With the departure of Miles Boykin, Claypool will become the leading Irish target, the prime candidate to replace Boykin’s 59 catches for 872 yards and eight touchdowns. A year ago, asking Claypool to put up numbers like that would have been a leap beyond reason, but after a 2018 season in which he accounted for 50 catches, 639 yards and four touchdowns, Claypool becoming an offense’s best playmaker is fathomable beyond just pinning those hopes on the Canadian native’s athleticism.

Claypool’s career began as a special teams star, making 11 tackles in 2016, while catching only five passes for 81 yards. An inconsistent sophomore season followed, managing 29 catches for 402 yards and two touchdowns. Those may sound like solid numbers, but they include only five catches in the season’s final four games and only one game with more than four catches all season.

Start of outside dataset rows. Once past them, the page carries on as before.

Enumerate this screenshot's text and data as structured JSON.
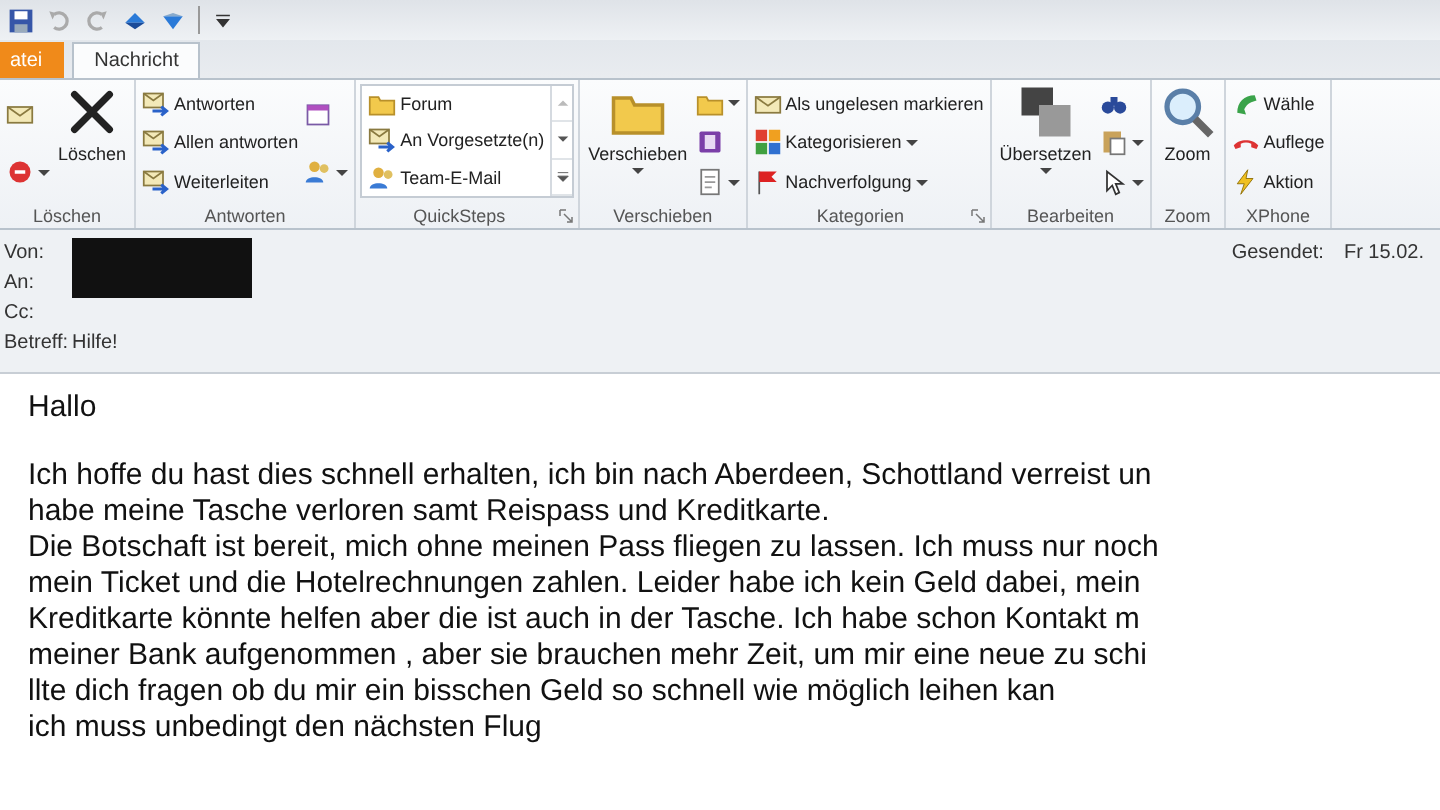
{
  "tabs": [
    {
      "label": "atei",
      "kind": "file",
      "selected": false
    },
    {
      "label": "Nachricht",
      "kind": "normal",
      "selected": true
    }
  ],
  "groups": [
    {
      "label": "Löschen",
      "launcher": false,
      "items": [
        {
          "kind": "icon",
          "dropdown": false
        },
        {
          "kind": "icon",
          "dropdown": true
        },
        {
          "kind": "large",
          "label": "Löschen",
          "dropdown": false
        }
      ]
    },
    {
      "label": "Antworten",
      "launcher": false,
      "items": [
        {
          "kind": "small",
          "label": "Antworten",
          "dropdown": false
        },
        {
          "kind": "small",
          "label": "Allen antworten",
          "dropdown": false
        },
        {
          "kind": "small",
          "label": "Weiterleiten",
          "dropdown": false
        },
        {
          "kind": "icon",
          "dropdown": false
        },
        {
          "kind": "icon",
          "dropdown": true
        }
      ]
    },
    {
      "label": "QuickSteps",
      "launcher": true,
      "items": [
        {
          "kind": "gallery",
          "entries": [
            "Forum",
            "An Vorgesetzte(n)",
            "Team-E-Mail"
          ]
        }
      ]
    },
    {
      "label": "Verschieben",
      "launcher": false,
      "items": [
        {
          "kind": "large",
          "label": "Verschieben",
          "dropdown": true
        },
        {
          "kind": "icon",
          "dropdown": true
        },
        {
          "kind": "icon",
          "dropdown": false
        },
        {
          "kind": "icon",
          "dropdown": true
        }
      ]
    },
    {
      "label": "Kategorien",
      "launcher": true,
      "items": [
        {
          "kind": "small",
          "label": "Als ungelesen markieren",
          "dropdown": false
        },
        {
          "kind": "small",
          "label": "Kategorisieren",
          "dropdown": true
        },
        {
          "kind": "small",
          "label": "Nachverfolgung",
          "dropdown": true
        }
      ]
    },
    {
      "label": "Bearbeiten",
      "launcher": false,
      "items": [
        {
          "kind": "large",
          "label": "Übersetzen",
          "dropdown": true
        },
        {
          "kind": "icon",
          "dropdown": false
        },
        {
          "kind": "icon",
          "dropdown": true
        },
        {
          "kind": "icon",
          "dropdown": true
        }
      ]
    },
    {
      "label": "Zoom",
      "launcher": false,
      "items": [
        {
          "kind": "large",
          "label": "Zoom",
          "dropdown": false
        }
      ]
    },
    {
      "label": "XPhone",
      "launcher": false,
      "items": [
        {
          "kind": "small",
          "label": "Wähle",
          "dropdown": false
        },
        {
          "kind": "small",
          "label": "Auflege",
          "dropdown": false
        },
        {
          "kind": "small",
          "label": "Aktion",
          "dropdown": false
        }
      ]
    }
  ],
  "header": {
    "fields": [
      {
        "label": "Von:"
      },
      {
        "label": "An:"
      },
      {
        "label": "Cc:"
      },
      {
        "label": "Betreff:",
        "value": "Hilfe!"
      }
    ],
    "sent": {
      "label": "Gesendet:",
      "value": "Fr 15.02."
    }
  },
  "body": {
    "greeting": "Hallo",
    "lines": [
      "Ich hoffe du hast dies schnell erhalten, ich bin nach Aberdeen, Schottland verreist un",
      "habe meine Tasche verloren samt Reispass und Kreditkarte.",
      "Die Botschaft ist bereit, mich ohne meinen Pass fliegen zu lassen. Ich muss nur noch",
      "mein Ticket und die Hotelrechnungen zahlen. Leider habe ich kein Geld dabei, mein",
      "Kreditkarte könnte helfen aber die ist auch in der Tasche. Ich habe schon Kontakt m",
      "meiner Bank aufgenommen , aber sie brauchen mehr Zeit, um mir eine neue zu schi",
      "llte dich fragen ob du mir ein bisschen Geld so schnell wie möglich leihen kan",
      "ich muss unbedingt den nächsten Flug"
    ]
  }
}
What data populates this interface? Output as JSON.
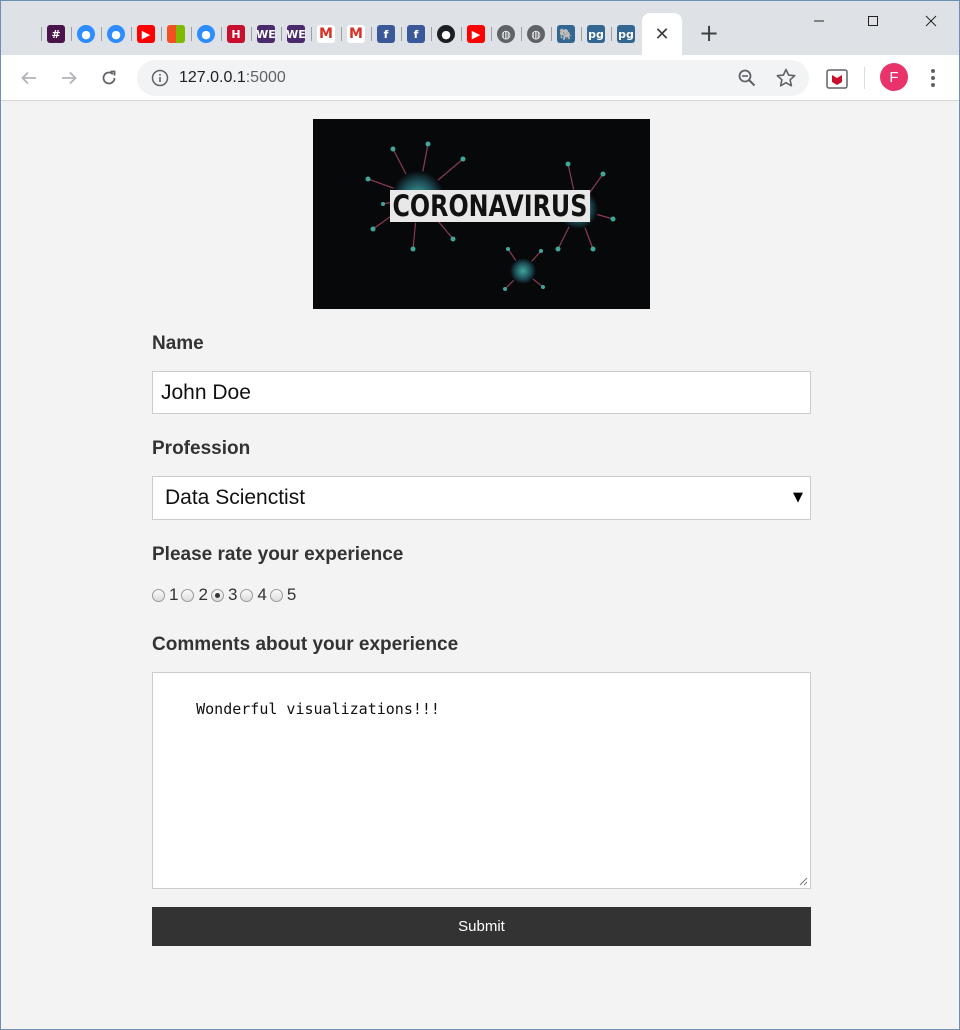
{
  "browser": {
    "tab_favicons": [
      {
        "name": "apple",
        "color": "#6b6b6b",
        "glyph": ""
      },
      {
        "name": "slack",
        "color": "#4a154b",
        "glyph": "#"
      },
      {
        "name": "zoom",
        "color": "#2d8cff",
        "glyph": "●"
      },
      {
        "name": "zoom",
        "color": "#2d8cff",
        "glyph": "●"
      },
      {
        "name": "youtube",
        "color": "#ff0000",
        "glyph": "▶"
      },
      {
        "name": "microsoft",
        "color": "#f25022",
        "glyph": ""
      },
      {
        "name": "zoom",
        "color": "#2d8cff",
        "glyph": "●"
      },
      {
        "name": "harvard",
        "color": "#c8102e",
        "glyph": "H"
      },
      {
        "name": "we",
        "color": "#4b2a6e",
        "glyph": "WE"
      },
      {
        "name": "we",
        "color": "#4b2a6e",
        "glyph": "WE"
      },
      {
        "name": "gmail",
        "color": "#ffffff",
        "glyph": "M"
      },
      {
        "name": "gmail",
        "color": "#ffffff",
        "glyph": "M"
      },
      {
        "name": "facebook",
        "color": "#3b5998",
        "glyph": "f"
      },
      {
        "name": "facebook",
        "color": "#3b5998",
        "glyph": "f"
      },
      {
        "name": "github",
        "color": "#1b1f23",
        "glyph": "●"
      },
      {
        "name": "youtube",
        "color": "#ff0000",
        "glyph": "▶"
      },
      {
        "name": "globe",
        "color": "#5f6368",
        "glyph": "◍"
      },
      {
        "name": "globe",
        "color": "#5f6368",
        "glyph": "◍"
      },
      {
        "name": "postgres",
        "color": "#336791",
        "glyph": "🐘"
      },
      {
        "name": "pg",
        "color": "#336791",
        "glyph": "pg"
      },
      {
        "name": "pg",
        "color": "#336791",
        "glyph": "pg"
      }
    ],
    "active_tab_close": "✕",
    "new_tab": "+",
    "url_host": "127.0.0.1",
    "url_port": ":5000",
    "avatar_letter": "F"
  },
  "banner": {
    "word": "CORONAVIRUS"
  },
  "form": {
    "name_label": "Name",
    "name_value": "John Doe",
    "profession_label": "Profession",
    "profession_value": "Data Scienctist",
    "rating_label": "Please rate your experience",
    "rating_options": [
      "1",
      "2",
      "3",
      "4",
      "5"
    ],
    "rating_selected": "3",
    "comments_label": "Comments about your experience",
    "comments_value": "Wonderful visualizations!!!",
    "submit_label": "Submit"
  }
}
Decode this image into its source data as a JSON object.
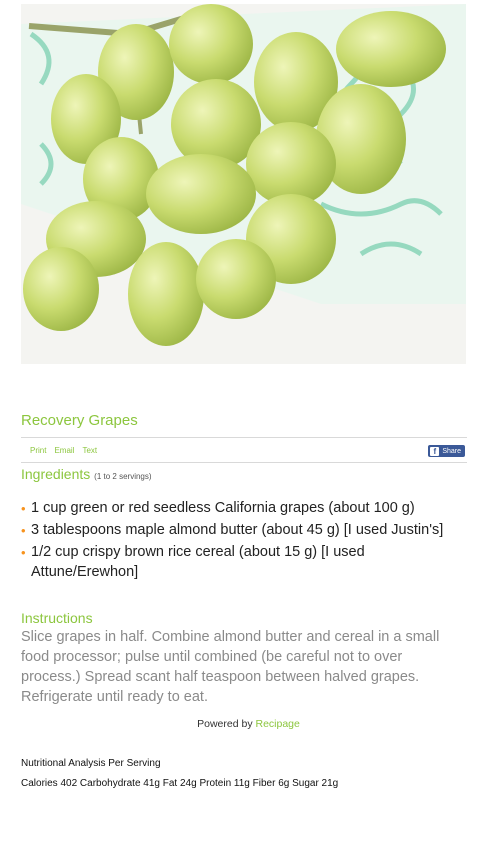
{
  "hero": {
    "alt": "green grapes on a patterned napkin"
  },
  "recipe": {
    "title": "Recovery Grapes"
  },
  "toolbar": {
    "print_label": "Print",
    "email_label": "Email",
    "text_label": "Text",
    "share_label": "Share",
    "share_icon": "facebook-icon"
  },
  "ingredients": {
    "heading": "Ingredients",
    "servings": "(1 to 2 servings)",
    "items": [
      "1 cup green or red seedless California grapes (about 100 g)",
      "3 tablespoons maple almond butter (about 45 g) [I used Justin's]",
      "1/2 cup crispy brown rice cereal (about 15 g) [I used Attune/Erewhon]"
    ]
  },
  "instructions": {
    "heading": "Instructions",
    "text": "Slice grapes in half. Combine almond butter and cereal in a small food processor; pulse until combined (be careful not to over process.) Spread scant half teaspoon between halved grapes. Refrigerate until ready to eat."
  },
  "footer": {
    "powered_prefix": "Powered by",
    "powered_link": "Recipage"
  },
  "nutrition": {
    "title": "Nutritional Analysis Per Serving",
    "values": "Calories 402 Carbohydrate 41g Fat 24g Protein 11g Fiber 6g Sugar 21g"
  },
  "colors": {
    "accent": "#8cc63e",
    "bullet": "#f7931e",
    "facebook": "#3b5998"
  }
}
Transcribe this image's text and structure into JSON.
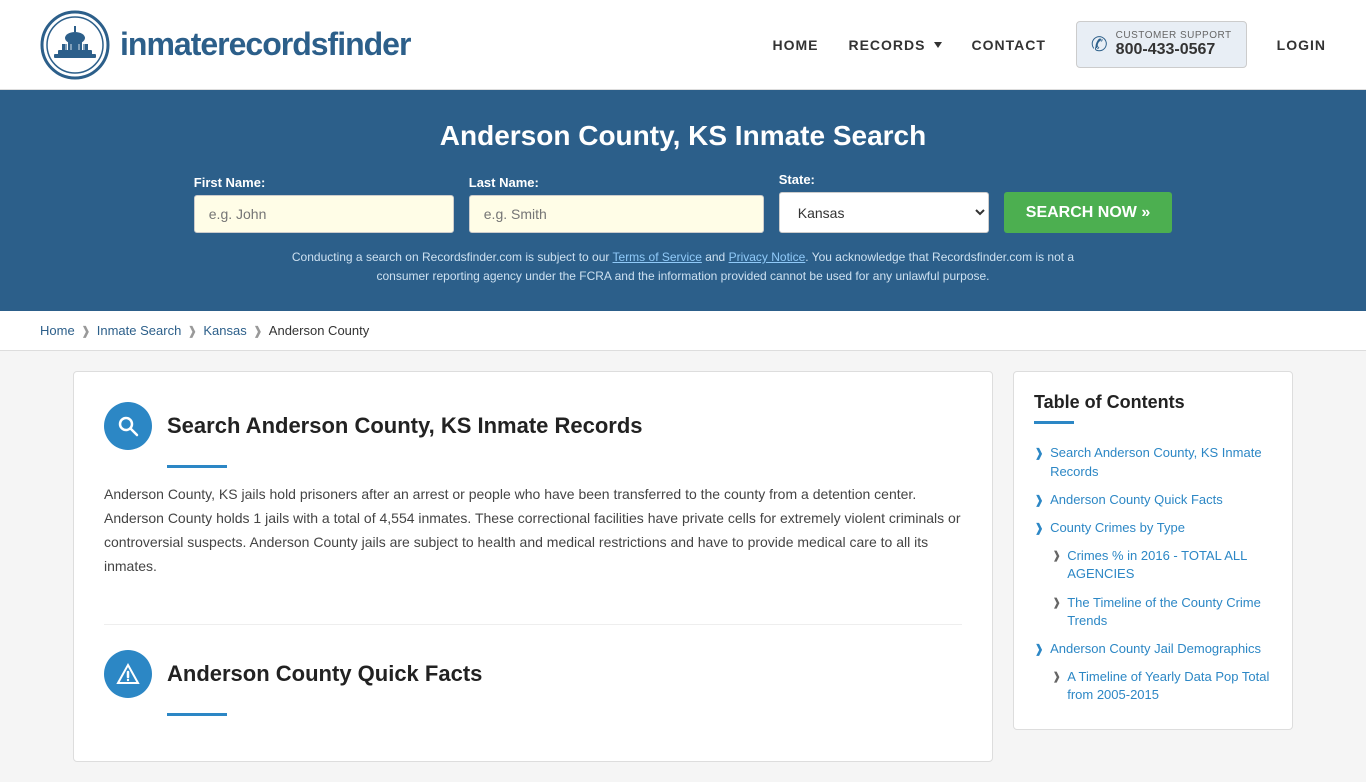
{
  "site": {
    "logo_text_normal": "inmaterecords",
    "logo_text_bold": "finder"
  },
  "nav": {
    "home_label": "HOME",
    "records_label": "RECORDS",
    "contact_label": "CONTACT",
    "support_label": "CUSTOMER SUPPORT",
    "support_number": "800-433-0567",
    "login_label": "LOGIN"
  },
  "search_banner": {
    "title": "Anderson County, KS Inmate Search",
    "first_name_label": "First Name:",
    "first_name_placeholder": "e.g. John",
    "last_name_label": "Last Name:",
    "last_name_placeholder": "e.g. Smith",
    "state_label": "State:",
    "state_value": "Kansas",
    "search_button": "SEARCH NOW »",
    "disclaimer": "Conducting a search on Recordsfinder.com is subject to our Terms of Service and Privacy Notice. You acknowledge that Recordsfinder.com is not a consumer reporting agency under the FCRA and the information provided cannot be used for any unlawful purpose.",
    "tos_label": "Terms of Service",
    "privacy_label": "Privacy Notice"
  },
  "breadcrumb": {
    "home": "Home",
    "inmate_search": "Inmate Search",
    "state": "Kansas",
    "county": "Anderson County"
  },
  "main_section": {
    "title": "Search Anderson County, KS Inmate Records",
    "body": "Anderson County, KS jails hold prisoners after an arrest or people who have been transferred to the county from a detention center. Anderson County holds 1 jails with a total of 4,554 inmates. These correctional facilities have private cells for extremely violent criminals or controversial suspects. Anderson County jails are subject to health and medical restrictions and have to provide medical care to all its inmates."
  },
  "quick_facts_section": {
    "title": "Anderson County Quick Facts"
  },
  "toc": {
    "title": "Table of Contents",
    "items": [
      {
        "label": "Search Anderson County, KS Inmate Records",
        "sub": false
      },
      {
        "label": "Anderson County Quick Facts",
        "sub": false
      },
      {
        "label": "County Crimes by Type",
        "sub": false
      },
      {
        "label": "Crimes % in 2016 - TOTAL ALL AGENCIES",
        "sub": true
      },
      {
        "label": "The Timeline of the County Crime Trends",
        "sub": true
      },
      {
        "label": "Anderson County Jail Demographics",
        "sub": false
      },
      {
        "label": "A Timeline of Yearly Data Pop Total from 2005-2015",
        "sub": true
      }
    ]
  }
}
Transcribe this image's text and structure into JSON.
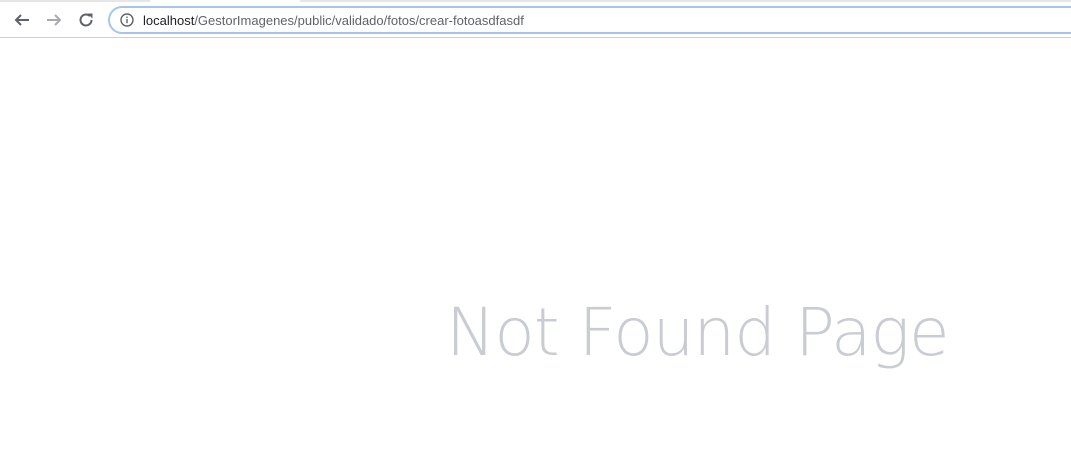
{
  "browser": {
    "url_host": "localhost",
    "url_path": "/GestorImagenes/public/validado/fotos/crear-fotoasdfasdf"
  },
  "icons": {
    "back": "arrow-left-icon",
    "forward": "arrow-right-icon",
    "reload": "reload-icon",
    "site_info": "info-icon"
  },
  "page": {
    "message": "Not Found Page"
  }
}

Claypool had at least four catches in seven games this season, all started by junior quarterback Ian Book. With Book throwing, Claypool averaged 4.67 catches and 58.56 yards per game, highlighted by eight for 130 at Northwestern.

Claypool and current senior Chris Finke will presumably both start again, while one of a number of rising sophomores could step in either for Boykin on the boundary or for Claypool on the field side with Claypool possibly taking over boundary duties.

With five catches for 90 yards in his freshman campaign and a skill set similar to Boykin’s, Kevin Austin may be the front-runner for that starting role.